By That Festival Site | 13 March, 2023
Coachella is one of the biggest and most popular music festivals in the world, attracting music fans from all over the globe. The festival has been running for over 20 years and has evolved significantly since its inception. In this article, we'll take a look back at the history of Coachella and how it has changed over the years.
Coachella was founded in 1999 by Paul Tollett and Rick Van Santen of Goldenvoice, a concert promoter based in California. The festival was originally intended to be a one-time event, but due to its success, it has since become an annual occurrence. The first festival was held over two days in October and featured acts such as Beck, Morrissey, and Rage Against the Machine.

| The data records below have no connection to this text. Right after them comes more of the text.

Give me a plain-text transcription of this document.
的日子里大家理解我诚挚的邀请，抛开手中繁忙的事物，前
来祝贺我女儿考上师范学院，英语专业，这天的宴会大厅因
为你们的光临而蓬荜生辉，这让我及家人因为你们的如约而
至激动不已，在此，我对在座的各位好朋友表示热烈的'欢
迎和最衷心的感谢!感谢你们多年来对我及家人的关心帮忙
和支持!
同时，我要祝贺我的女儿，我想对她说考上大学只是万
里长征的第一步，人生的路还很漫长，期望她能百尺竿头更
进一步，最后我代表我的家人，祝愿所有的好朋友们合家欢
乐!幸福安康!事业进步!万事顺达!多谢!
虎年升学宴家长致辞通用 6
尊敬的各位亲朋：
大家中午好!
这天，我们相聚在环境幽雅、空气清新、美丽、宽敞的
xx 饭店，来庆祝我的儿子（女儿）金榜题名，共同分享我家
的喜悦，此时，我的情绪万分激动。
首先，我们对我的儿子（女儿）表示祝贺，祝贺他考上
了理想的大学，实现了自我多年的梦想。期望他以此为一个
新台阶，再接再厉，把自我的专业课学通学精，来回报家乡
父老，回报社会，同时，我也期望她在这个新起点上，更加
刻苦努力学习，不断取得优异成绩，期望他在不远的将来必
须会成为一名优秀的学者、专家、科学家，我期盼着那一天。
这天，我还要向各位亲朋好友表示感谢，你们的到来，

After a few years of running as a two-day festival, Coachella expanded to three days in 2007. This allowed for more artists to be featured on the lineup and gave festival-goers more time to explore the various stages and activities.
In the early years of Coachella, the festival was primarily focused on indie rock and alternative music. However, in the early 2010s, electronic dance music (EDM) began to emerge as a major force in the music industry. Coachella was quick to adapt to this trend and began featuring more EDM artists on the lineup.
In 2018, Beyoncé headlined Coachella and put on a performance that would go down in history. Her set included a marching band, a step team, and a reunion of Destiny's Child. The performance was so iconic that it became known as Beychella and set a new standard for headlining acts at the festival.
In 2012, Coachella expanded to two weekends in order to accommodate the growing demand for tickets. This decision was met with some controversy, as many fans felt that the festival's unique atmosphere would be lost with the addition of a second weekend. However, the festival has managed to maintain its reputation and popularity despite this change.
Coachella has become known for its fashion as much as its music. The festival has inspired numerous fashion trends, from bohemian dresses and flower crowns to crochet tops and denim shorts. Brands and designers have also taken notice, with many launching festival-themed collections in the weeks leading up to Coachella.
Social media has had a significant impact on Coachella's popularity and influence. The festival has become a hotbed of Instagram activity, with celebrities and influencers sharing photos of their festival experiences. This has helped to make Coachella a cultural phenomenon and has influenced the way other music festivals market themselves.
In 2020, Coachella was cancelled due to the COVID-19 pandemic. This was the first time in the festival's history that it had been cancelled. The festival was also postponed in 2021, but is set to return in April 2022.
As Coachella looks towards the future, it will be interesting to see how the festival continues to evolve. Will it continue to be a trendsetter in the music and fashion industries? Will it continue to expand and adapt to changing trends and tastes? Only time will tell, but one thing is for sure – Coachella will always be one of the most iconic music festivals in the world.